I saw a woman today… just standing.
Loaded down with bags.
At what…nothing in particular it seemed.
Stuck in a daze, it seemed.
How did she get here? There.
Maybe she was wondering the same thing.
I walked past her.
As I imagine most do, everyday.
I felt instant sadness and concern for her.
But did nothing.
I kept walking.
Because, really what am I to do? I could have said Hi. Hello. How are you? But then what? See what happens I suppose, and take it from there. I don’t know. So often, we see people in distress and we do nothing. Is it because of our fear of the unknown? Fear of their reaction? What would you have done? What could I have done? What should we do when someone is looking so…lost? So alone.
Scrolling keeps us from so many things. From achieving goals. From completing daily tasks. From doing. From being.

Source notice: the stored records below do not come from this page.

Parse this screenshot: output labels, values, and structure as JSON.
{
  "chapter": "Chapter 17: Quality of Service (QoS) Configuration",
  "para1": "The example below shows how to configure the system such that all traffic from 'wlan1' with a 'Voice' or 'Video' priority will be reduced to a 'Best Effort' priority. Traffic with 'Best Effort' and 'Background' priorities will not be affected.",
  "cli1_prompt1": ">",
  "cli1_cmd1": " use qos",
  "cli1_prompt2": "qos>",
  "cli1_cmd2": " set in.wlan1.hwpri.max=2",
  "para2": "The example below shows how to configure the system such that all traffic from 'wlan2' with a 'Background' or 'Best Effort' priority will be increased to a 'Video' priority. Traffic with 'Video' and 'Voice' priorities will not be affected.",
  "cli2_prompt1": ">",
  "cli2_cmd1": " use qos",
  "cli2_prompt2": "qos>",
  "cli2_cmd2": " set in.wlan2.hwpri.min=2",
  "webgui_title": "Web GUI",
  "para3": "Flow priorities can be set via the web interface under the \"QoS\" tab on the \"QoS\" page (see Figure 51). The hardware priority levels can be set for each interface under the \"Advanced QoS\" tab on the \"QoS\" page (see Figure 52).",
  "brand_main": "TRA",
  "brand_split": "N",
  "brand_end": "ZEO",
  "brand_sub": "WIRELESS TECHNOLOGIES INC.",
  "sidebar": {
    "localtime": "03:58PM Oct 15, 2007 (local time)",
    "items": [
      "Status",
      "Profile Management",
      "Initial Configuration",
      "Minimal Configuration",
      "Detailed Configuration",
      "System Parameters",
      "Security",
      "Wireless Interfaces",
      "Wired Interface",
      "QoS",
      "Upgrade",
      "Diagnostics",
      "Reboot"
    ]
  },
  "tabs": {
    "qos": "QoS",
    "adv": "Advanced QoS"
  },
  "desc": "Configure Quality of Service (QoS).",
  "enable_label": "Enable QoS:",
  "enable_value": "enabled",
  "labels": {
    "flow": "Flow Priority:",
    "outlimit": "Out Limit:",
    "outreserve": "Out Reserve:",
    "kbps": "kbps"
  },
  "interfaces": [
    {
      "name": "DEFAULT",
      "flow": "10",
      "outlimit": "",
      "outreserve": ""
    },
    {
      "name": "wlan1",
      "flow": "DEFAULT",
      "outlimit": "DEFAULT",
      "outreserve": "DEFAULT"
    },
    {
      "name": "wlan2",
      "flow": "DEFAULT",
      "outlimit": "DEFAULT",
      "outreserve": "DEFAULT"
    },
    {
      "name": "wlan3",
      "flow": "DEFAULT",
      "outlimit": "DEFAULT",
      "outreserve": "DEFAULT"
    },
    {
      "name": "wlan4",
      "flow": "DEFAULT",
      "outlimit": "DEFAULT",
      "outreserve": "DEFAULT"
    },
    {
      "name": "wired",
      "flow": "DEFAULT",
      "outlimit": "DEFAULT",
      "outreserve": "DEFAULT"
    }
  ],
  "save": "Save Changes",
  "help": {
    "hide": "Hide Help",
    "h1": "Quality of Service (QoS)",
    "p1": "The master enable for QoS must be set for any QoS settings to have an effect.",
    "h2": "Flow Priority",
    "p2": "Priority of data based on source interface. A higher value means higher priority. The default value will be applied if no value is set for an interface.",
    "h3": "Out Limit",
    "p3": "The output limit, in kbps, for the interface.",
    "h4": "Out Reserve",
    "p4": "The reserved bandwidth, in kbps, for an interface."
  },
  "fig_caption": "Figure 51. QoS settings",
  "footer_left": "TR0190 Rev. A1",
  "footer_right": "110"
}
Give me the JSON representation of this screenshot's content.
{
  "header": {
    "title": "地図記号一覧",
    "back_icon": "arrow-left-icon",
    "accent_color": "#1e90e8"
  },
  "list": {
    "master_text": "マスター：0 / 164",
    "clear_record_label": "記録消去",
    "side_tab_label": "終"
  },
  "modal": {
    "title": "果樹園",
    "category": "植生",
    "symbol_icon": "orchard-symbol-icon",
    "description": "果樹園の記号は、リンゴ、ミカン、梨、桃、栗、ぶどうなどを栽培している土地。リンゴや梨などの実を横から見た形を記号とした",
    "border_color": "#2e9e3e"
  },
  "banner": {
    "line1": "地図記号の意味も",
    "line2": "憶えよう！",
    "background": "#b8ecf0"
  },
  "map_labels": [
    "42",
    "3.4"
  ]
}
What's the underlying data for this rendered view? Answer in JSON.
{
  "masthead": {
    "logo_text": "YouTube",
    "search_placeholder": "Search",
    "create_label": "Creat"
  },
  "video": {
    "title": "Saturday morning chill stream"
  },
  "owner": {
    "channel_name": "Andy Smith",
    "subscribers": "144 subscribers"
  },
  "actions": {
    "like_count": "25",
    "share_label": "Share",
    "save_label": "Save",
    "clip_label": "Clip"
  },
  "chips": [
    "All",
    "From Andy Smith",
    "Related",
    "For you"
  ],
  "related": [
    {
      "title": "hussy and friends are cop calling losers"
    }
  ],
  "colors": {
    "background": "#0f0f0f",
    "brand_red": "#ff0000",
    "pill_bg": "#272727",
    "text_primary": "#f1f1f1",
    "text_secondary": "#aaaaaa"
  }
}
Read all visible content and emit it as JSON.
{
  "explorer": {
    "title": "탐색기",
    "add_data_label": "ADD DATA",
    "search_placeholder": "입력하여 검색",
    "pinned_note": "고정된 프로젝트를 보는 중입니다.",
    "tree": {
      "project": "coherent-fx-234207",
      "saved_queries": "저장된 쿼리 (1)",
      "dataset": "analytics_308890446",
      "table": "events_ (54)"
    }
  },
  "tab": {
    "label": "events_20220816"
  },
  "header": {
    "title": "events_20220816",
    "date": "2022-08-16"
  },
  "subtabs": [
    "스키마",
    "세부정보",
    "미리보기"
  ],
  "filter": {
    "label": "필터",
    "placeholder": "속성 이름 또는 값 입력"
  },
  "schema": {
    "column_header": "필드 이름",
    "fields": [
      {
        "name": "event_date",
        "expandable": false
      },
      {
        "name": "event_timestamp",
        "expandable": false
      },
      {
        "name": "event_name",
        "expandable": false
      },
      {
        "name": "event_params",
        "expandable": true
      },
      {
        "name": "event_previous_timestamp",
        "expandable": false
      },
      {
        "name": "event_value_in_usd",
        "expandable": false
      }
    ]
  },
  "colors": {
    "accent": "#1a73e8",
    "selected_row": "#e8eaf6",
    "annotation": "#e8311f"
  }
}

It connects us, yet disconnects at the very same time. We neglect those nearest to us. Physically. Spiritually. Soulfully.
Our gaze, directed at a screen instead of meeting the gaze of those nearest, those who love or need us the most. It was March 21, 2017 when I saw that lonely woman. I had recently had a miscarriage, something we have been socialized not to speak of. Something we keep secret, despite its commonality. 1 in 4. I was in a constant state of deep thought and reflection. Yet, at the same time hyper aware of those that crossed my path. Traveling on the subway. Walking on the sidewalk. In the supermarket. My student’s parents. Colleagues. Any and everybody. Especially women. I wondered, “What are they going through?”. “What happened to him?” “What happened to her?” “Is she pregnant?” “Can she get pregnant?” “What’s his story?” “What’s her story?” We don’t know each other’s stories. And most of the stories we come across while scrolling are perfectly coiffed and manicured. Not reflections of real life. We keep the real tucked away, hidden. We’re afraid of the real.
I walked past the real that day, and even though I wondered, and pondered…even though I felt I cared… I kept walking. I kept scrolling.
As I reflect on that day, I know that I was hurting, but I was also healing. Very few knew what was going on with me, and even less asked. I understand that many a time, we feel it’s not our place to invade someone’s privacy. If they want to share, they will… is what we tell ourselves. But that is not always true. From one human to another, for the sake of humanity, I think we should… sometimes… just ask. “Hey, you ok?” “How are you?” “Can I help you with something?” If they say no. It’s all good. At least you know you reached out. At least you know you didn’t keep walking. You didn’t keep scrolling.